We heard someone coming down the hall. Rose jumped out of the room, and startled the women. Rose introduced herself and told her we were sorry if we had been making too much noise or bothering her. She said she didn’t know if anyone was in that cabin because she hadn’t seen or heard anything. She looked inside the cabin and exclaimed. “You aren’t all staying in this little cabin?”
“Oh, my!” she said, “You are welcome to use my bathroom it must be hard for all of you to get ready in here.”
Her name was Hilda and we became fast friends. Not only did we stay in touch with her, we would visit her at her spending many weekends at her house. Rose and I even went on another cruise with her and my great Aunt Dot.
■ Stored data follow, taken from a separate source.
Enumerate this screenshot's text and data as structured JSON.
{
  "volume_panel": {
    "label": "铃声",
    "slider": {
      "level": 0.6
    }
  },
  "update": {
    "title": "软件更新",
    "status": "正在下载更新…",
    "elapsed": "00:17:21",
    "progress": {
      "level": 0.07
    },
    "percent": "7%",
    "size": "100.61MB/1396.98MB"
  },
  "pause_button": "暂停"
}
As much as the ship’s captain and officers did their best to avoid the hurricane it was impossible. The hurricane zigged and we zagged and the hurricane zagged and we zigged. It was a game of sorts but a serious one. As we approached Bermuda we were out of the circulation of the storm but it was still meandering about. We were finally allowed out on to the decks. The ship was being guided by helicopters, a navy ship and even a submarine!
The ship did not pull into port but laid anchor in the harbor. The ship offered the option of returning back to Boston by air. Many of those who were sick or were unhappy did. The captain informed us that if we chose to leave the ship to explore Bermuda we risked getting left behind. If the hurricane turned again and headed towards Bermuda he would immediately pull up anchor and head back out into open seas. If he did there would be a representative from the cruise line at the port to help make arrangements to fly back to Boston.
We had friends staying in Bermuda, at the hotel we always stayed at and so we took the risk. We tendered off the ship and went to the Sonesta Hotel to spend the day. We spent the day sunbathing, swimming and snorkeling having a wonderful day with our friends. Every once in a while my mom would say go see if the ship is still out there. So us kids would climb the nearby cliff and walk out to the point and look. Each time the Mardi Gras was still sitting there in the harbor.
At the end of the day, we returned to the ship. The seas on the way home were not the seas of the hurricane but were still rough. The ship was no longer full of passengers. Those of us who remained had the trip of a lifetime. The shows were spectacular! The food was amazing from breakfast to the mid-night buffet. The music and dancing the night away.
The Captain provide us with a map that detailed both the path of the hurricane and our path as a souvenir. Many of the passengers never wanted to take another cruise again. Instead it excited us and ignited a passion for the ocean and cruise liners in us that endures strong today. And so after a hiatus of raising children, Susan and I have returned to the sea and to the Cruising Adventures we have held in our hearts for all these years.
It is not only a love for each of us individually but it is our connection to each other and our family. And for me especially it is where I carry my dad’s love for me in my heart and soul. The ocean is home and family and me.
Susan and I began our cruise adventures on the very first Carnival Ship, the Mardi Gras and then cruised on the Carnival Ship itself. Several years later we sailed on our first maiden voyage of the Carnival Festival. Later this year we will be cruising on the newest Carnival Cruise Ship the Carnival Vista.